Her ideas weren’t only about cities, but about human life and humanism.
Only last month, I bought her latest book, “Dark Age Ahead” in which she argues that our latest human chapter carries the peril of decline and a new dark age. These five pillars of civilization are collapsing: community and family, higher education, scientific integrity, taxation and government and the self-regulation of the learned professions.
“Dark Age Ahead” brought Jacobs’ ideas to the 21st Century. She criticized colleges that promoted growth and factory-like dispensing of degrees to students. She saw the sad end of taxation for social progress, as cities struggled to pay for education, parks and social services desperately needed. She discussed the false reporting of profits, by major multi-nationals, and the redistribution of income to the wealthiest top percent.
She lamented the loss of indigenous cultures and customs: songs, painting, crafts and languages.

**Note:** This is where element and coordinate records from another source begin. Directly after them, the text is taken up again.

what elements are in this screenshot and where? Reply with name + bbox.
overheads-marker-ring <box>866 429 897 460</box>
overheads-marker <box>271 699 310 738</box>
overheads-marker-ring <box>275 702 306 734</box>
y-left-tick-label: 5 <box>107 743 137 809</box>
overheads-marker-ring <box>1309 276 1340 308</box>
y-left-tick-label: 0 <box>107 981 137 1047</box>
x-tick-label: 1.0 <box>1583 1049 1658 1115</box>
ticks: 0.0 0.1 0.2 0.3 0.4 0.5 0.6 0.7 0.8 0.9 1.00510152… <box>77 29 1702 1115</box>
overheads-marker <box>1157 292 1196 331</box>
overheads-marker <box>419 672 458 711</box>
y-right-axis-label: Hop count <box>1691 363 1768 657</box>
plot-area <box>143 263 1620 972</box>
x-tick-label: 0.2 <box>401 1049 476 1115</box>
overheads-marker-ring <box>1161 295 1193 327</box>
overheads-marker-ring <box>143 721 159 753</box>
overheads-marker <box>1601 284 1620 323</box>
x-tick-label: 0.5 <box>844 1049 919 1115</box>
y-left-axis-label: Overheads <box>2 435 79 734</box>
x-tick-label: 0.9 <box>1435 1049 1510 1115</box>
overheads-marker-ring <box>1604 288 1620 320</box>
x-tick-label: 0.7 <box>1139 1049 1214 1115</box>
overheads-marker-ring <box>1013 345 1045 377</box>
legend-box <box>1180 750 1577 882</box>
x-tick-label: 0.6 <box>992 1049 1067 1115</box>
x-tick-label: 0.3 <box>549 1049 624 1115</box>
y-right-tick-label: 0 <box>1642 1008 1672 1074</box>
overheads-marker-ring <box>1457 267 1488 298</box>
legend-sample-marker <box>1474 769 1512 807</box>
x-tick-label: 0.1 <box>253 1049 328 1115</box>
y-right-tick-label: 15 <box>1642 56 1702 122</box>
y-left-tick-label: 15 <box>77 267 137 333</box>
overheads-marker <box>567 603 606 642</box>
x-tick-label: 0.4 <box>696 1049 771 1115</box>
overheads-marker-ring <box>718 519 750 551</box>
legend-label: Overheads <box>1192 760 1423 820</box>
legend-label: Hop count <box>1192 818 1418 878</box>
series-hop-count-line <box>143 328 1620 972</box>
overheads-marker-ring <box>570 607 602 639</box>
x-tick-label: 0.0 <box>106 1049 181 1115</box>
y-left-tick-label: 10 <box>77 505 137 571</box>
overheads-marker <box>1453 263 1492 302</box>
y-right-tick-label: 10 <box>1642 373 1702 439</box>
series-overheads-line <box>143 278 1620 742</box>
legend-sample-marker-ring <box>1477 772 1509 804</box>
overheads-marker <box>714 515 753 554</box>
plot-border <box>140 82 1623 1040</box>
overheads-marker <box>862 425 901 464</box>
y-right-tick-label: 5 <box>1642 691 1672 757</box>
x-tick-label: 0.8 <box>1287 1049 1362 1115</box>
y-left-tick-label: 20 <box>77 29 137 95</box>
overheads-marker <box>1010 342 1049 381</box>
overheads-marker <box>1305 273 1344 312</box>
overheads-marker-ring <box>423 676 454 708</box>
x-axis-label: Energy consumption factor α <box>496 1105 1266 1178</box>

If a culture failed to pass along to each succeeding generation ideas and learning, it was headed to extinction.
Jacobs may have traveled around the globe in her critique of humans, but she always came back to the city. Her heroic efforts and energies to prevent New York’s Robert Moses from destroying cast iron Soho to build a crosstown expressway marked an end of a dark age in urban destruction.
But some revisionists are arguing that Jacobs’ ideas are now dated. Modernism is right, we may need a strong urban planner like Moses, and look what happened to the quaint part of the city: it has become a Starbucks and chain store nightmare of consumerism. The NY Times’ Nicolai Ourousoff wrote an article entitled, “Outgrowing Jane Jacobs”:
Ms. Jacobs had few answers for suburban sprawl or the nation’s dependence on cars, which remains critical to the development of American cities. She could not see that the same freeway that isolated her beloved, working-class North End from downtown Boston also protected it from gentrification. And she never understood cities like Los Angeles, whose beauty stems from the heroic scale of its freeways and its strange interweaving of man-made and natural environments.
The threats facing the contemporary city are not what they were when she first formed her ideas, now nearly 50 years ago. The activists of Ms. Jacobs’s generation may have saved SoHo from Mr. Moses’ bulldozers, but they could not stop it from becoming an open-air mall.
It’s strange to argue that a destructive force like a freeway somehow regains a noble purpose merely because it walls off a historic neighborhood or has “heroic scale”. I walk under the dark concrete mass of the heroically scaled 405 as it passes over Victory Blvd. and am continually edified by the dead animals, urine smell, trash and tailpipe emissions underneath. Is Ourousoff living in the same city as we are?
He also takes issue with Jacobs’ alleged disparagement of modernism:
Just as cities change, so do our perceptions of them. Architects now in their mid-40’s – Ms. Jacobs’s age when she published “Death and Life” – do not share their parents’ unqualified hatred of Modernist developments.
They understand that an endless grid of brick towers and barren plazas is dehumanizing. But on an urban island packed with visual noise, the plaza at Lincoln Center – or even at the old World Trade Center – can be a welcome contrast in scale, a moment of haunting silence amid the chaos. Similarly, the shimmering glass towers that frame lower Park Avenue are awe-inspiring precisely because they offer a sharp contrast to the quiet tree-lined streets of the Upper East Side.
Here he defends modernism not by its function, but because of its style! Wasn’t the whole purpose of modernism to make architecture a machine for living? The glass towers of Park Avenue were not built to provide a quiet respite for strolling. They were erected for profit and rentable square footage.
If some of our cities have become gentrified shopping malls, with restored factories converted to luxury lofts and coffee bars, it cannot be credited to Jacobs. Her work pre-dated the era of the Faneuil Hall and Pike Place Market. She pointed out the obvious, that the organic city of the pre-automobile age had its merits.
Moses built a way to escape the city. Jacobs told us to make it better.